Or ce que je demande en cherchant quelque chose sur Google, c'est bien un résultat non-neutre, par essence : je veux le(s) résultat(s) le(s) plus adapté(s) à ma recherche. Idem (si ce n'est plus) pour un réseau social : peut-on s'attendre à ce que ce soit l'équivalent d'un flux RSS, alors qu'il s'agit bien d'un environnement social ? Facebook n'est pas l'intermédiaire technique qui me permet de lire mes ami(e)s, Facebook est bien "le service Facebook", en tant que tel, avec ses choix d'architecture, son fonctionnement propre (timeline, groupes, tags, statuts...). Ce n'est pas simplement la censure de contenus qui rend Facebook non-neutre, d'autant plus qu'il s'agirait d'une interprétation extensive de la censure que d'y inclure toute hiérarchisation de contenu. C'est son essence même - et je ne vois pas comment le classifier comme intermédiaire technique par conséquent.

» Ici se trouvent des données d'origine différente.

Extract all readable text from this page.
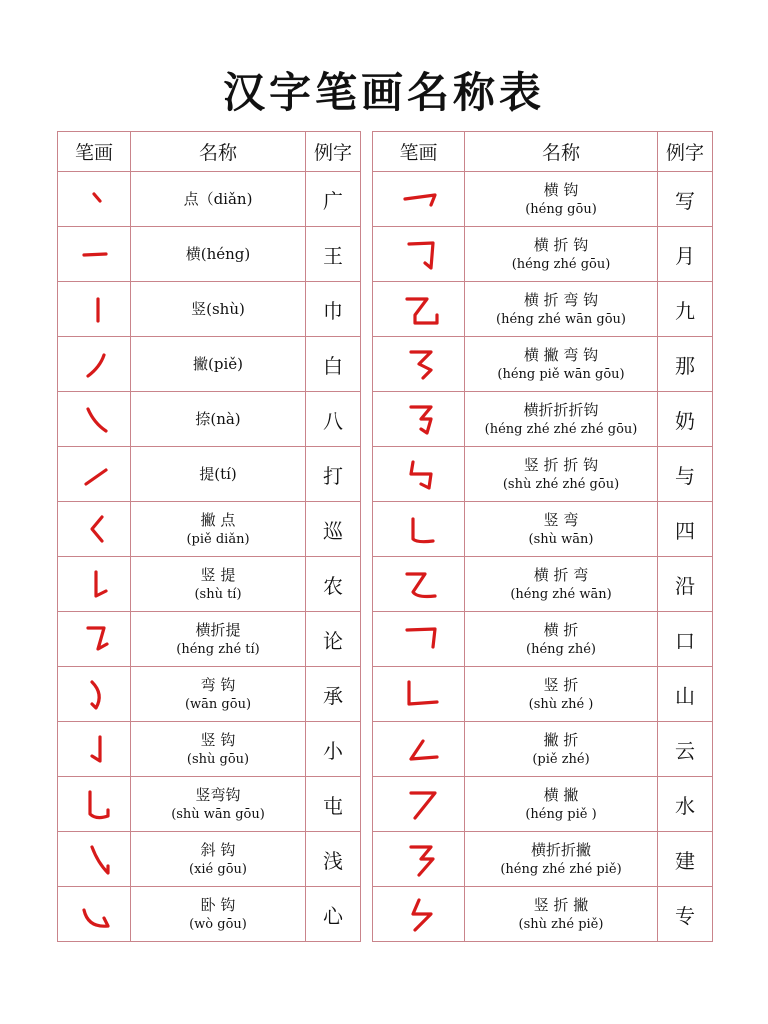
汉字笔画名称表
笔画	名称	例字

点（diǎn)	广

横(héng)	王

竖(shù)	巾

撇(piě)	白

捺(nà)	八

提(tí)	打

撇 点
(piě diǎn)	巡

竖 提
(shù tí)	农

横折提
(héng zhé tí)	论

弯 钩
(wān gōu)	承

竖 钩
(shù gōu)	小

竖弯钩
(shù wān gōu)	屯

斜 钩
(xié gōu)	浅

卧 钩
(wò gōu)	心
笔画	名称	例字

横 钩
(héng gōu)	写

横 折 钩
(héng zhé gōu)	月

横 折 弯 钩
(héng zhé wān gōu)	九

横 撇 弯 钩
(héng piě wān gōu)	那

横折折折钩
(héng zhé zhé zhé gōu)	奶

竖 折 折 钩
(shù zhé zhé gōu)	与

竖 弯
(shù wān)	四

横 折 弯
(héng zhé wān)	沿

横 折
(héng zhé)	口

竖 折
(shù zhé )	山

撇 折
(piě zhé)	云

横 撇
(héng piě )	水

横折折撇
(héng zhé zhé piě)	建

竖 折 撇
(shù zhé piě)	专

En réponse : La hiérarchisation et la censure sont bel et bien cousines. En effet, en choisissant d'afficher prioritairement certaines informations, d'autres se retrouvent en queue de peloton, voire disparaissent. Par exemple, un résultat relégué en page 25 des résultats de recherche est virtuellement supprimé. Un post que Facebook décide de reléguer loin, voire de ne pas afficher, est virtuellement supprimé. Un résultat neutre, c'est-à-dire dont l'utilisateur peut prédire l'ordre, pose moins de problème. Ça peut être un ordre anté-chronologique, mais ça peut aussi être classé par ordre alphabétique de mes amis, ou pas nombre de likes, ou que sais-je. C'est le fait que cette hiérarchisation soit en dehors du contrôle de l'utilisateur qui fait de Facebook un intermédiaire technique (je ne peux pas classer/afficher ma timeline sans passer par lui) et cet intermédiaire technique n'est pas neutre.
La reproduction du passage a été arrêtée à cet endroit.